University of Michigan
Ann Arbor, MI
Published September 20, 2011
Melanie Sanford is a chemist reviving and enhancing approaches to organic synthesis previously set aside because of their technical difficulty. Her research focuses on using metal-based agents, primarily palladium, to catalyze reactions that substitute hydrogen in carbon-hydrogen bonds with other atoms or functional groups. Beginning with a reaction cycle widely regarded as too difficult to control, she developed a mechanism for taming palladium’s activity, making practical its application in the laboratory. Her methods enable modification of specific carbon bonds in complex molecules, while leaving other carbon bonds unchanged. These advances have significant impact for industrial chemistry, particularly in pharmaceuticals, where introduction of bonds like carbon-fluorine is desirable but frequently challenging in practice. Sanford's techniques often decrease the number of reaction steps necessary and increase the yield of the desired molecule. She pays equally careful attention to minimizing the generation of toxic by-products, thus contributing to the development of "greener" chemistry. Sanford is expanding her research program to include targeted synthesis of molecules with "handedness" — i.e., molecules having two configurations identical in shape but mirror images in their spatial orientation, like gloves. Limiting synthesis to a single orientation at the outset, rather than trying to separate a two-handed molecular mixture at the end, is a major objective in medicinal chemistry. Through her basic research on organometallic synthesis strategies, Sanford is opening new paths to making important compounds we use everyday, while diminishing the environmental impact of their manufacture.

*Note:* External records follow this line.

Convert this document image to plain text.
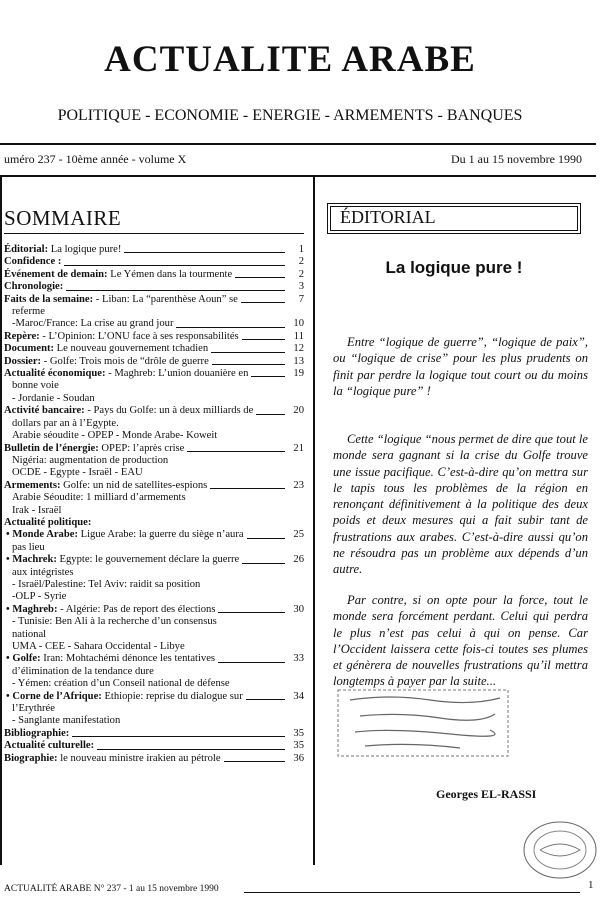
ACTUALITE ARABE
POLITIQUE - ECONOMIE - ENERGIE - ARMEMENTS - BANQUES
uméro 237 - 10ème année - volume X	Du 1 au 15 novembre 1990
SOMMAIRE
Éditorial: La logique pure!	1
Confidence :	2
Événement de demain: Le Yémen dans la tourmente	2
Chronologie:	3
Faits de la semaine: - Liban: La “parenthèse Aoun” se	7
referme
-Maroc/France: La crise au grand jour	10
Repère: - L’Opinion: L’ONU face à ses responsabilités	11
Document: Le nouveau gouvernement tchadien	12
Dossier: - Golfe: Trois mois de “drôle de guerre	13
Actualité économique: - Maghreb: L’union douanière en	19
bonne voie
- Jordanie - Soudan
Activité bancaire: - Pays du Golfe: un à deux milliards de	20
dollars par an à l’Egypte.
Arabie séoudite - OPEP - Monde Arabe- Koweit
Bulletin de l’énergie: OPEP: l’après crise	21
Nigéria: augmentation de production
OCDE - Egypte - Israël - EAU
Armements: Golfe: un nid de satellites-espions	23
Arabie Séoudite: 1 milliard d’armements
Irak - Israël
Actualité politique:
• Monde Arabe: Ligue Arabe: la guerre du siège n’aura	25
pas lieu
• Machrek: Egypte: le gouvernement déclare la guerre	26
aux intégristes
- Israël/Palestine: Tel Aviv: raidit sa position
-OLP - Syrie
• Maghreb: - Algérie: Pas de report des élections	30
- Tunisie: Ben Ali à la recherche d’un consensus
national
UMA - CEE - Sahara Occidental - Libye
• Golfe: Iran: Mohtachémi dénonce les tentatives	33
d’élimination de la tendance dure
- Yémen: création d’un Conseil national de défense
• Corne de l’Afrique: Ethiopie: reprise du dialogue sur	34
l’Erythrée
- Sanglante manifestation
Bibliographie:	35
Actualité culturelle:	35
Biographie: le nouveau ministre irakien au pétrole	36
ÉDITORIAL
La logique pure !

Entre “logique de guerre”, “logique de paix”, ou “logique de crise” pour les plus prudents on finit par perdre la logique tout court ou du moins la “logique pure” !

Cette “logique “nous permet de dire que tout le monde sera gagnant si la crise du Golfe trouve une issue pacifique. C’est-à-dire qu’on mettra sur le tapis tous les problèmes de la région en renonçant définitivement à la politique des deux poids et deux mesures qui a fait subir tant de frustrations aux arabes. C’est-à-dire aussi qu’on ne résoudra pas un problème aux dépends d’un autre.

Par contre, si on opte pour la force, tout le monde sera forcément perdant. Celui qui perdra le plus n’est pas celui à qui on pense. Car l’Occident laissera cette fois-ci toutes ses plumes et génèrera de nouvelles frustrations qu’il mettra longtemps à payer par la suite...

Georges EL-RASSI
ACTUALITÉ ARABE N° 237 - 1 au 15 novembre 1990	1
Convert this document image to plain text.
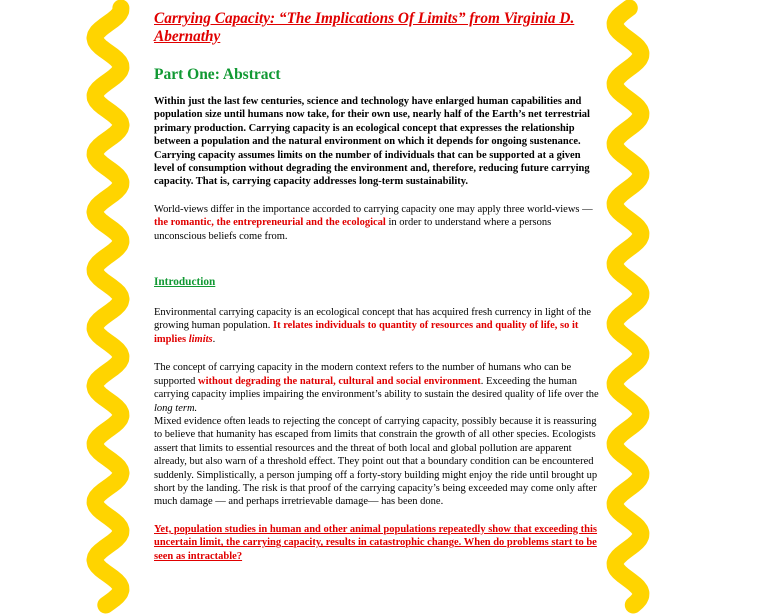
Carrying Capacity: “The Implications Of Limits” from Virginia D. Abernathy
Part One: Abstract

Within just the last few centuries, science and technology have enlarged human capabilities and population size until humans now take, for their own use, nearly half of the Earth’s net terrestrial primary production. Carrying capacity is an ecological concept that expresses the relationship between a population and the natural environment on which it depends for ongoing sustenance. Carrying capacity assumes limits on the number of individuals that can be supported at a given level of consumption without degrading the environment and, therefore, reducing future carrying capacity. That is, carrying capacity addresses long-term sustainability.

World-views differ in the importance accorded to carrying capacity one may apply three world-views — the romantic, the entrepreneurial and the ecological in order to understand where a persons unconscious beliefs come from.

Introduction

Environmental carrying capacity is an ecological concept that has acquired fresh currency in light of the growing human population. It relates individuals to quantity of resources and quality of life, so it implies limits.

The concept of carrying capacity in the modern context refers to the number of humans who can be supported without degrading the natural, cultural and social environment. Exceeding the human carrying capacity implies impairing the environment’s ability to sustain the desired quality of life over the long term.

Mixed evidence often leads to rejecting the concept of carrying capacity, possibly because it is reassuring to believe that humanity has escaped from limits that constrain the growth of all other species. Ecologists assert that limits to essential resources and the threat of both local and global pollution are apparent already, but also warn of a threshold effect. They point out that a boundary condition can be encountered suddenly. Simplistically, a person jumping off a forty-story building might enjoy the ride until brought up short by the landing. The risk is that proof of the carrying capacity’s being exceeded may come only after much damage — and perhaps irretrievable damage— has been done.

Yet, population studies in human and other animal populations repeatedly show that exceeding this uncertain limit, the carrying capacity, results in catastrophic change. When do problems start to be seen as intractable?
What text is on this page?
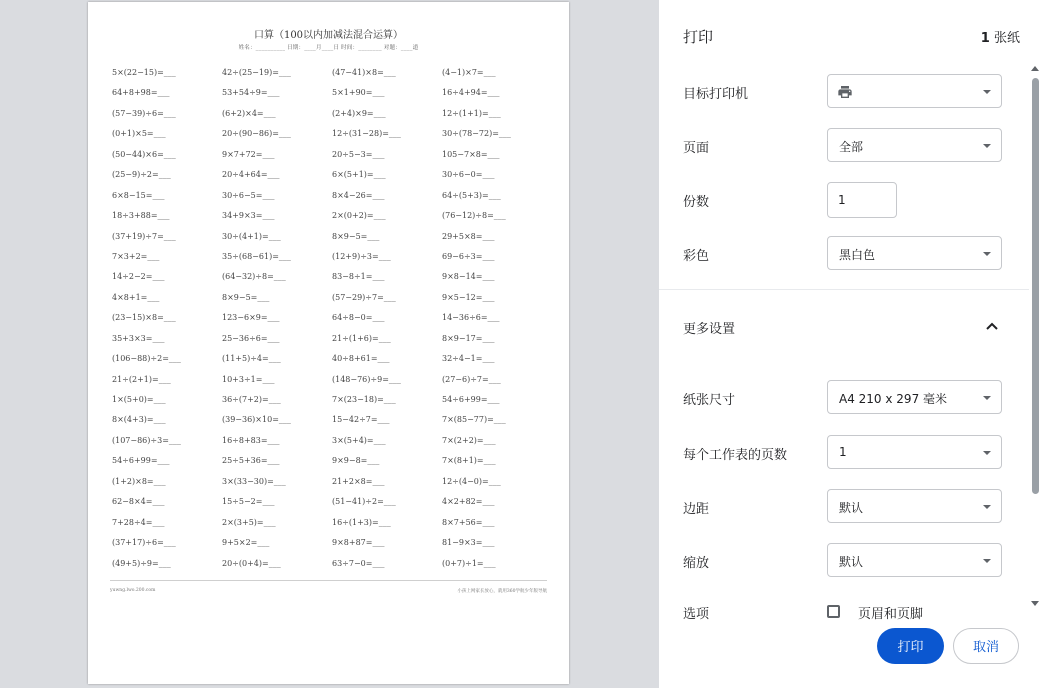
口算（100以内加减法混合运算）
姓名：__________ 日期：____月____日 时间：________ 对题：____道
5×(22−15)=___	42÷(25−19)=___	(47−41)×8=___	(4−1)×7=___
64+8+98=___	53+54÷9=___	5×1+90=___	16÷4+94=___
(57−39)÷6=___	(6+2)×4=___	(2+4)×9=___	12÷(1+1)=___
(0+1)×5=___	20÷(90−86)=___	12÷(31−28)=___	30÷(78−72)=___
(50−44)×6=___	9×7+72=___	20÷5−3=___	105−7×8=___
(25−9)÷2=___	20÷4+64=___	6×(5+1)=___	30÷6−0=___
6×8−15=___	30÷6−5=___	8×4−26=___	64÷(5+3)=___
18÷3+88=___	34+9×3=___	2×(0+2)=___	(76−12)÷8=___
(37+19)÷7=___	30÷(4+1)=___	8×9−5=___	29+5×8=___
7×3+2=___	35÷(68−61)=___	(12+9)÷3=___	69−6÷3=___
14÷2−2=___	(64−32)÷8=___	83−8÷1=___	9×8−14=___
4×8+1=___	8×9−5=___	(57−29)÷7=___	9×5−12=___
(23−15)×8=___	123−6×9=___	64÷8−0=___	14−36÷6=___
35+3×3=___	25−36÷6=___	21÷(1+6)=___	8×9−17=___
(106−88)÷2=___	(11+5)÷4=___	40÷8+61=___	32÷4−1=___
21÷(2+1)=___	10+3÷1=___	(148−76)÷9=___	(27−6)÷7=___
1×(5+0)=___	36÷(7+2)=___	7×(23−18)=___	54÷6+99=___
8×(4+3)=___	(39−36)×10=___	15−42÷7=___	7×(85−77)=___
(107−86)÷3=___	16÷8+83=___	3×(5+4)=___	7×(2+2)=___
54÷6+99=___	25÷5+36=___	9×9−8=___	7×(8+1)=___
(1+2)×8=___	3×(33−30)=___	21+2×8=___	12÷(4−0)=___
62−8×4=___	15÷5−2=___	(51−41)÷2=___	4×2+82=___
7+28÷4=___	2×(3+5)=___	16÷(1+3)=___	8×7+56=___
(37+17)÷6=___	9+5×2=___	9×8+87=___	81−9×3=___
(49+5)÷9=___	20÷(0+4)=___	63÷7−0=___	(0+7)÷1=___
yuwng.lwo.200.com	小孩上网家长放心，就用360学航少年版导航
打印	1 张纸
目标打印机
页面	全部
份数
1
彩色	黑白色
更多设置
纸张尺寸	A4 210 x 297 毫米
每个工作表的页数	1
边距	默认
缩放	默认
选项	页眉和页脚
打印	取消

Melanie Sanford received B.S. and M.S. (1996) degrees from Yale University and a Ph.D. (2001) from the California Institute of Technology. She was a postdoctoral fellow at Princeton University (2001-2003) prior to joining the faculty of the University of Michigan, where she is currently Arthur F. Thurnau Professor of Chemistry. Her scientific articles have appeared in such publications as the Journal of the American Chemical Society, Organometallics, and Tetrahedron.